In helping coordinate activities at SMoCA and SCPA, Hales contacted Metro Arts last spring to talk about the concept of Imagining Dance. “I wanted the dance students to work closely with the visual arts students to inspire work relating to dance,” she recalls, noting that she also met with the faculty who would participate.
Sydney Kaye
Pachydermis Epidermis, 2010
relief print
6" x 9 1/2"
These instructor/artists included Sue Chenoweth, painting, drawing and mixed-media instructor, Koryn Woodward Wasson, arts department head; Nicole Olson, director of dance; and Dana Buhl, a photography instructor, who interned at the SMoCA curatorial department for the recent At the Crossroads of American Photography: Callahan, Siskind, Sommer photography exhibition.
“Because Metro has so many visual arts classes, we received a good variety of possible entries,” Buhl says, noting that she saw much of the work in progress at Metro Arts. These were juried at the school as well as by Hales at SMoCA.
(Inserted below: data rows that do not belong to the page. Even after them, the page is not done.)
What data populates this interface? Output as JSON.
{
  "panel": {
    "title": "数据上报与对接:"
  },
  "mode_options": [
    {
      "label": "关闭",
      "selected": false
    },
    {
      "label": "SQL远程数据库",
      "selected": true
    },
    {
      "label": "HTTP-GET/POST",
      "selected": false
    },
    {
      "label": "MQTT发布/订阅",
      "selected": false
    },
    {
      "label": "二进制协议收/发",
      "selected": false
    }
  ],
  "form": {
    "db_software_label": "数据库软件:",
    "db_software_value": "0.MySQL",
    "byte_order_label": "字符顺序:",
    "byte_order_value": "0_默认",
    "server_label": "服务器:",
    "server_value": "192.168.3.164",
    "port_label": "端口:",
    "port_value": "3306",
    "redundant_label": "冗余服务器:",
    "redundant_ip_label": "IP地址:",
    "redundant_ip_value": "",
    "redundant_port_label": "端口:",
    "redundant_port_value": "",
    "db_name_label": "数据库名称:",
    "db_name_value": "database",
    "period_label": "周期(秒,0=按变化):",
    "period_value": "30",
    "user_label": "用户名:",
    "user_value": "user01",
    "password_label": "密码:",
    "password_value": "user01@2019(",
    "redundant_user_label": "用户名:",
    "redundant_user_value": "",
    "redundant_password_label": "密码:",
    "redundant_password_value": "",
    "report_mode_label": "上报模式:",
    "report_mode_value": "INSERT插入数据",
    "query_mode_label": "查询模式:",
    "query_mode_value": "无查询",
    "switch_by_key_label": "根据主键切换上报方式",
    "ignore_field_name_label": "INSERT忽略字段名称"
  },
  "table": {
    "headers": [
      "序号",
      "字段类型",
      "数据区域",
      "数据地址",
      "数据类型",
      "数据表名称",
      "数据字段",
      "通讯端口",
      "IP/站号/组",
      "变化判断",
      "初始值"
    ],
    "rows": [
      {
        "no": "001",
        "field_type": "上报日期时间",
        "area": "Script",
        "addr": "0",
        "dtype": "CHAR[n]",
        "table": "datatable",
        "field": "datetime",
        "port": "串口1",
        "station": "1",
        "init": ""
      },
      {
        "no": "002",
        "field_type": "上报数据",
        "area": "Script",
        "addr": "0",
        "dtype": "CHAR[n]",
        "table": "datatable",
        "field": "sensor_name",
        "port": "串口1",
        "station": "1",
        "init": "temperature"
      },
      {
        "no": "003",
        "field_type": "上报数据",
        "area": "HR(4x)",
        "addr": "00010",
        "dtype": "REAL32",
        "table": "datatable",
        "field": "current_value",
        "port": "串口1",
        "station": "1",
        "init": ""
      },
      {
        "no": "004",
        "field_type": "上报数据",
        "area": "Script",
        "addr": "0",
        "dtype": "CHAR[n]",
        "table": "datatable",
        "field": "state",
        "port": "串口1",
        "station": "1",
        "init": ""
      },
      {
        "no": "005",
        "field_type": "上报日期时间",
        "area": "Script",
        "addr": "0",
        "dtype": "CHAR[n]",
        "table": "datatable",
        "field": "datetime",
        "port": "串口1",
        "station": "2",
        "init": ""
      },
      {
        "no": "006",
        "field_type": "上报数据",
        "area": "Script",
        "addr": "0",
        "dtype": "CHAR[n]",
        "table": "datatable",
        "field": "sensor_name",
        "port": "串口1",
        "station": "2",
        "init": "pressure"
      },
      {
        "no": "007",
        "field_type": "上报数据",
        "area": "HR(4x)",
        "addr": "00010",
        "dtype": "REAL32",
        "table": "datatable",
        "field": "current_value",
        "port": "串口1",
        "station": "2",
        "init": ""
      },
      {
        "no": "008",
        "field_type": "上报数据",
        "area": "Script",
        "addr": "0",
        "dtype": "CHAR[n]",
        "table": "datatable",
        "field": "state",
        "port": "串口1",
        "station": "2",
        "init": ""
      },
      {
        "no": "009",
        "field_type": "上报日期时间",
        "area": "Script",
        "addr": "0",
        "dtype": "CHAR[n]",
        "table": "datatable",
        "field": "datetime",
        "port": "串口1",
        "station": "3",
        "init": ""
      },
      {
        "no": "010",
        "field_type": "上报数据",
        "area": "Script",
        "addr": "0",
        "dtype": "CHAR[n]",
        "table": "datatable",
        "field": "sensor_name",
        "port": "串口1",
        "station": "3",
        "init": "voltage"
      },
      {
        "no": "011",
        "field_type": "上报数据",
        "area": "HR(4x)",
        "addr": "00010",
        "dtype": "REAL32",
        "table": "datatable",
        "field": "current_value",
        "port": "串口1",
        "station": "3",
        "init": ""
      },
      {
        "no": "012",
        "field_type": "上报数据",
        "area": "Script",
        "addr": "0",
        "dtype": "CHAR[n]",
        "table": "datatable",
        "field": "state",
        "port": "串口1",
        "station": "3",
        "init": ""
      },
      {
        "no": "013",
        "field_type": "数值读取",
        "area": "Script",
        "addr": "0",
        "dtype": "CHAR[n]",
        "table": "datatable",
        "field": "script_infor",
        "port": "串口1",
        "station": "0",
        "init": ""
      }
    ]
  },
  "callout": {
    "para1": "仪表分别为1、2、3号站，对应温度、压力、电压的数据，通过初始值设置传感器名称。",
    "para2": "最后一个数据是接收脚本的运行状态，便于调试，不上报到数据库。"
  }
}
Olson coordinated not only the dance performances at SMoCA but also ensured that the art and dance students worked with each other for mutual inspiration. “The visual and film art was to all be based on how dance inspired and helped create the images for their work,” she says.
The Metro dance program, she explains, is structured for college prep. “If a student finishes our entire program, he or she is prepared for a college dance program,” explains Olson, who performs in the Valley with Scorpius Dance Theatre and the Phoenix Opera. Metro offers its students opportunities to choreograph and perform in many venues in addition to SMoCA: the Herberger Theatre, Celebration of Dance and SCPA, among others, she adds.
Metro Arts is pleased with the outcomes both at the school and at SMoCA: “We feel lucky to see both our visual and performing artists working so closely together to understand each other and challenge each other’s concepts of art making,” Buhl says.
Adds Hales: “This exhibition showcases the exuberant energy and passion of Metro Arts students. I have been impressed to see their creative processes take shape over this year. The dancers worked in original ways with the visual artists and vice versa — and the end result is a show that beautifully captures the dynamics of dance.”